In doing this, the Committee shall among other things ensure that criminal matters are speedily dealt with; congestion of criminal cases in courts is drastically reduced; congestion in prisons is reduced to the barest minimum; and persons awaiting trial are, as far as possible, not detained in prison custody.
But it is with respect to ensuring speedy dispensation of justice that the introduction of the ACJA is considered particularly relevant in Nigeria’s criminal justice system. This is because it is expected to address the matter of delayed trials through the following provisions:
- Stay of Proceedings 
The new position of the law in this regard is that application for stay of proceedings shall no longer be heard in respect of a criminal matter before the court. This unprecedented provision puts a gag on the delays occasioned to the trial process by interlocutory applications to stay proceedings pending appeal on preliminary matters even when the substantive issues are yet to be tried on their merits.
- Day-to-day trial 
Upon arraignment, the trial of the defendant shall proceed from day-to-day until the conclusion of the trial. Where day-to-day trial is impracticable, the Act provides that parties shall be entitled to only five adjournments each.
The interval between each adjournment, according to the Act, shall not exceed two weeks each. Where the trial is still not concluded, the interval for adjournments will be reduced to seven days each.
- Assignment of information and issuance of notice of trial 
By virtue of this section, information filed are to be assigned to courts by the Chief Judge within 15 days and the Judge in turn, is to issue notice of trial within 10 working days of the assignment of the information to his court.
- Objection to the validity of charge 
Any objection to the validity of the charge or information raised by the defendant shall only be considered along with the substantive issues and a ruling thereon made at the time of delivery of judgement.
ACJ to modernise criminal justice system
In stating his position on the delay trials narrative, the Special Assistant to the President on Prosecution, Chief Okoi Obono-Obla, was quoted to have said that the ACJ Act was one of the measures put in place by the Federal Government of Nigeria to modernise and reform the criminal justice system. He also added that if the provisions of the Act were properly applied and implemented by stakeholders in the criminal justice sector, it would go a long way in ensuring criminal cases were speedily and expeditiously heard and determined by the courts.
But three years after the Act was passed, the issue of delayed or protracted trials continues to haunt the judicial system. This is why many observers cannot help but continue to wonder when the curious dramas surrounding many pending high profile political trials will end.
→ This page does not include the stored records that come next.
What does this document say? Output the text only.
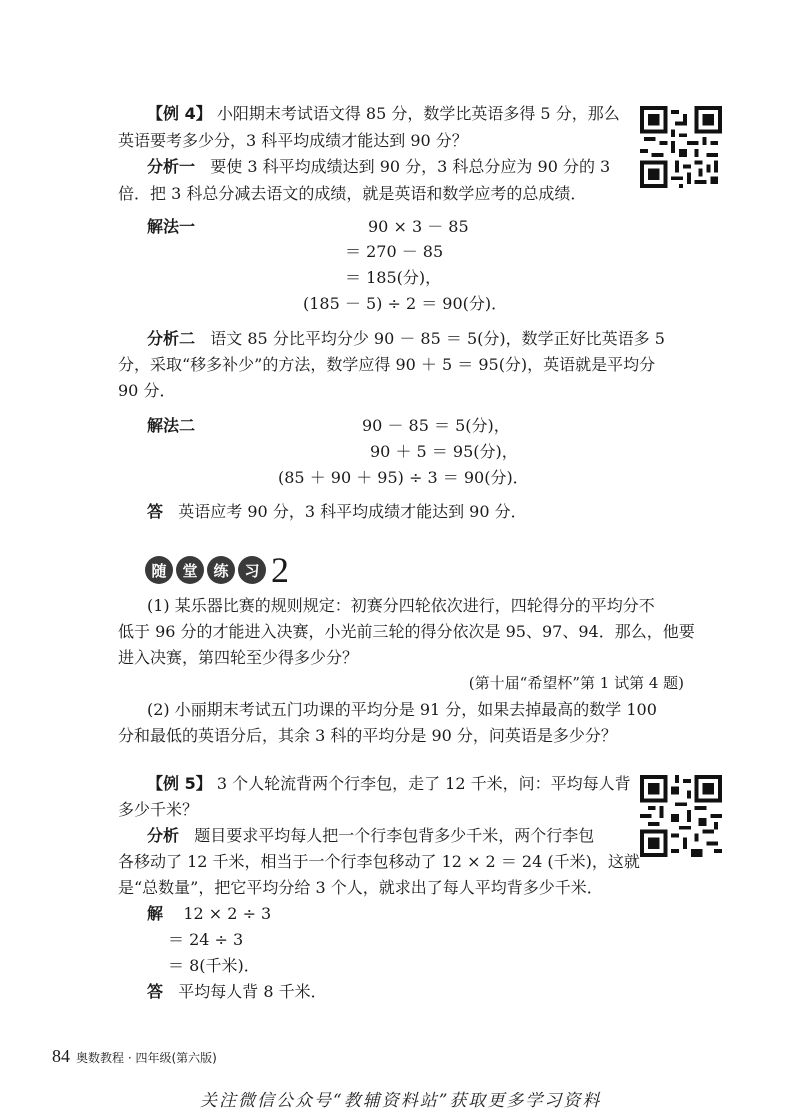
【例 4】 小阳期末考试语文得 85 分，数学比英语多得 5 分，那么
英语要考多少分，3 科平均成绩才能达到 90 分？
分析一 要使 3 科平均成绩达到 90 分，3 科总分应为 90 分的 3
倍．把 3 科总分减去语文的成绩，就是英语和数学应考的总成绩．
解法一	90 × 3 － 85
＝ 270 － 85
＝ 185(分)，
(185 － 5) ÷ 2 ＝ 90(分)．
分析二 语文 85 分比平均分少 90 － 85 ＝ 5(分)，数学正好比英语多 5
分，采取“移多补少”的方法，数学应得 90 ＋ 5 ＝ 95(分)，英语就是平均分
90 分．
解法二	90 － 85 ＝ 5(分)，
90 ＋ 5 ＝ 95(分)，
(85 ＋ 90 ＋ 95) ÷ 3 ＝ 90(分)．
答 英语应考 90 分，3 科平均成绩才能达到 90 分．
随	堂	练	习 2
(1) 某乐器比赛的规则规定：初赛分四轮依次进行，四轮得分的平均分不
低于 96 分的才能进入决赛，小光前三轮的得分依次是 95、97、94．那么，他要
进入决赛，第四轮至少得多少分？
(第十届“希望杯”第 1 试第 4 题)
(2) 小丽期末考试五门功课的平均分是 91 分，如果去掉最高的数学 100
分和最低的英语分后，其余 3 科的平均分是 90 分，问英语是多少分？
【例 5】 3 个人轮流背两个行李包，走了 12 千米，问：平均每人背
多少千米？
分析 题目要求平均每人把一个行李包背多少千米，两个行李包
各移动了 12 千米，相当于一个行李包移动了 12 × 2 ＝ 24 (千米)，这就
是“总数量”，把它平均分给 3 个人，就求出了每人平均背多少千米．
解 12 × 2 ÷ 3
＝ 24 ÷ 3
＝ 8(千米)．
答 平均每人背 8 千米．
84 奥数教程 · 四年级(第六版)
关注微信公众号“教辅资料站”获取更多学习资料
Also puzzling are the factors responsible and sustaining this peculiar situation. Hence, the question: who is to blame for the problem?
But surprisingly it was a case of mixed feelings when Vanguard INSIGHT spoke with some senior lawyers and legal experts on the matter and about who or what is to be blamed for the prevailing situation. A number of them pointedly refused to share the belief that things have not changed for the better since the Act was enacted.
For them, it is still in the early days to describe the ACJ Act as having failed to rein in the stubborn monster of prolonged political trials in the country as it has substantially paved the way for the prosecuting agencies to make progress in their many cases against those accused of one offence or the other.